New York City prosecutors resign by the hundred as soft-on-crime policies are pushed by DAs
Manhattan and Brooklyn have each lost about one-eight of their staff in the last year.
New York City is losing hundreds of prosecutors, quitting amid reforms taking place at the district attorneys' offices.
Alvin Bragg, the district attorney of Manhattan, has seen his office lose 65 assistant district attorneys – about one-eight of his staff – this year.
During his first week in office, Bragg released a memo that ordered prosecutors not to seek prison sentences for an increased number of crimes and to lessen charges against some offenses, including robberies ad commercial burglaries, crimes that have skyrocketed since the summer of 2020.
In Brooklyn, 67 prosecutors – about 13% of the office – have resigned from District Attorney Eric Gonzalez's office. In 2020, 84 resigned, and 94 left in 2021. In the Bronx, 59 prosecutors have quit during the first half of the year.

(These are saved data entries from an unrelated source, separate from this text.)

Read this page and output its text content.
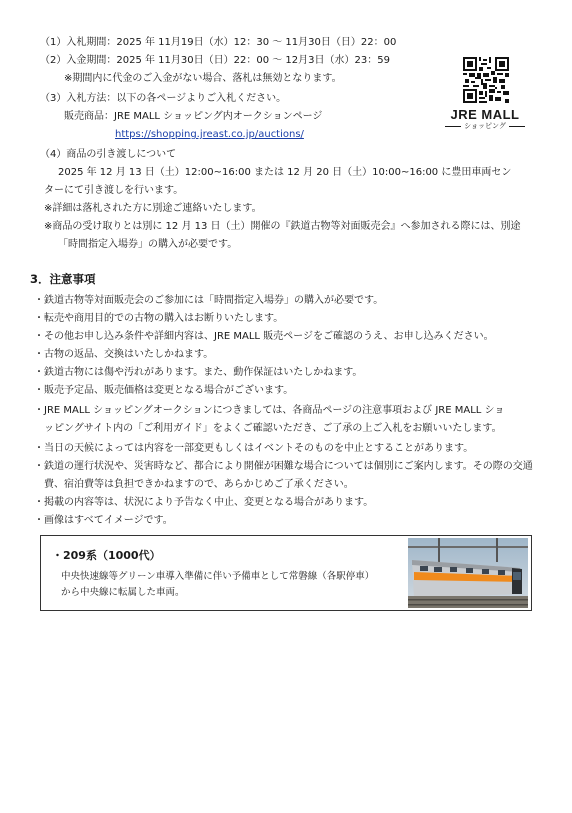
（1）入札期間：2025 年 11月19日（水）12：30 ～ 11月30日（日）22：00
（2）入金期間：2025 年 11月30日（日）22：00 ～ 12月3日（水）23：59
※期間内に代金のご入金がない場合、落札は無効となります。
（3）入札方法：以下の各ページよりご入札ください。
販売商品：JRE MALL ショッピング内オークションページ
（4）商品の引き渡しについて
2025 年 12 月 13 日（土）12:00~16:00 または 12 月 20 日（土）10:00~16:00 に豊田車両セン
ターにて引き渡しを行います。
※詳細は落札された方に別途ご連絡いたします。
※商品の受け取りとは別に 12 月 13 日（土）開催の『鉄道古物等対面販売会』へ参加される際には、別途
「時間指定入場券」の購入が必要です。
https://shopping.jreast.co.jp/auctions/
JRE MALL
ショッピング
3．注意事項
・鉄道古物等対面販売会のご参加には「時間指定入場券」の購入が必要です。
・転売や商用目的での古物の購入はお断りいたします。
・その他お申し込み条件や詳細内容は、JRE MALL 販売ページをご確認のうえ、お申し込みください。
・古物の返品、交換はいたしかねます。
・鉄道古物には傷や汚れがあります。また、動作保証はいたしかねます。
・販売予定品、販売価格は変更となる場合がございます。
・JRE MALL ショッピングオークションにつきましては、各商品ページの注意事項および JRE MALL ショ
ッピングサイト内の「ご利用ガイド」をよくご確認いただき、ご了承の上ご入札をお願いいたします。
・当日の天候によっては内容を一部変更もしくはイベントそのものを中止とすることがあります。
・鉄道の運行状況や、災害時など、都合により開催が困難な場合については個別にご案内します。その際の交通
費、宿泊費等は負担できかねますので、あらかじめご了承ください。
・掲載の内容等は、状況により予告なく中止、変更となる場合があります。
・画像はすべてイメージです。
・209系（1000代）
中央快速線等グリーン車導入準備に伴い予備車として常磐線（各駅停車）
から中央線に転属した車両。
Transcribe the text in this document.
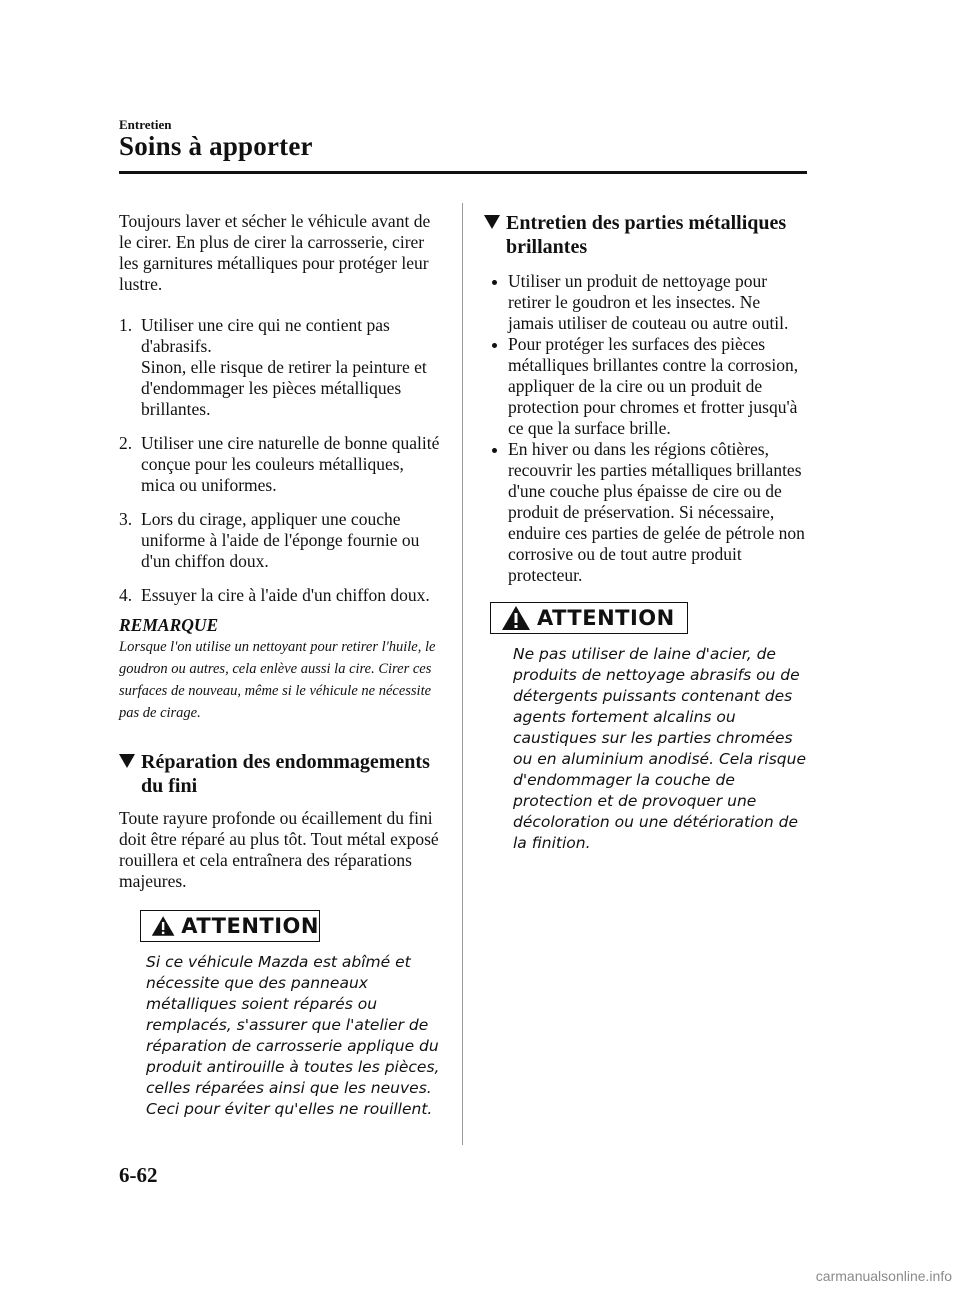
Entretien
Soins à apporter

Toujours laver et sécher le véhicule avant de le cirer. En plus de cirer la carrosserie, cirer les garnitures métalliques pour protéger leur lustre.

1. Utiliser une cire qui ne contient pas d'abrasifs.
Sinon, elle risque de retirer la peinture et d'endommager les pièces métalliques brillantes.
2. Utiliser une cire naturelle de bonne qualité conçue pour les couleurs métalliques, mica ou uniformes.
3. Lors du cirage, appliquer une couche uniforme à l'aide de l'éponge fournie ou d'un chiffon doux.
4. Essuyer la cire à l'aide d'un chiffon doux.

REMARQUE

Lorsque l'on utilise un nettoyant pour retirer l'huile, le goudron ou autres, cela enlève aussi la cire. Cirer ces surfaces de nouveau, même si le véhicule ne nécessite pas de cirage.

Réparation des endommagements du fini

Toute rayure profonde ou écaillement du fini doit être réparé au plus tôt. Tout métal exposé rouillera et cela entraînera des réparations majeures.

ATTENTION

Si ce véhicule Mazda est abîmé et nécessite que des panneaux métalliques soient réparés ou remplacés, s'assurer que l'atelier de réparation de carrosserie applique du produit antirouille à toutes les pièces, celles réparées ainsi que les neuves. Ceci pour éviter qu'elles ne rouillent.

Entretien des parties métalliques brillantes
Utiliser un produit de nettoyage pour retirer le goudron et les insectes. Ne jamais utiliser de couteau ou autre outil.
Pour protéger les surfaces des pièces métalliques brillantes contre la corrosion, appliquer de la cire ou un produit de protection pour chromes et frotter jusqu'à ce que la surface brille.
En hiver ou dans les régions côtières, recouvrir les parties métalliques brillantes d'une couche plus épaisse de cire ou de produit de préservation. Si nécessaire, enduire ces parties de gelée de pétrole non corrosive ou de tout autre produit protecteur.
ATTENTION

Ne pas utiliser de laine d'acier, de produits de nettoyage abrasifs ou de détergents puissants contenant des agents fortement alcalins ou caustiques sur les parties chromées ou en aluminium anodisé. Cela risque d'endommager la couche de protection et de provoquer une décoloration ou une détérioration de la finition.

6-62
carmanualsonline.info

Former Manhattan Assistant District Attorney Joan Illuzzi-Orbon, also the trial division chief who prosecuted Harvey Weinstein, and others told the New York Post that some of the intense regulations that New York adopted in 2019 are "crippling our lawyers."
Some of the recently adopted requirements order lawyers to turn over significant amounts of material to the defense in a short period of time.
"You become a file clerk rather than a trial lawyer," lluzzi-Orbon said. "Most of it is completely irrelevant and not germane in any way to the issues of the case."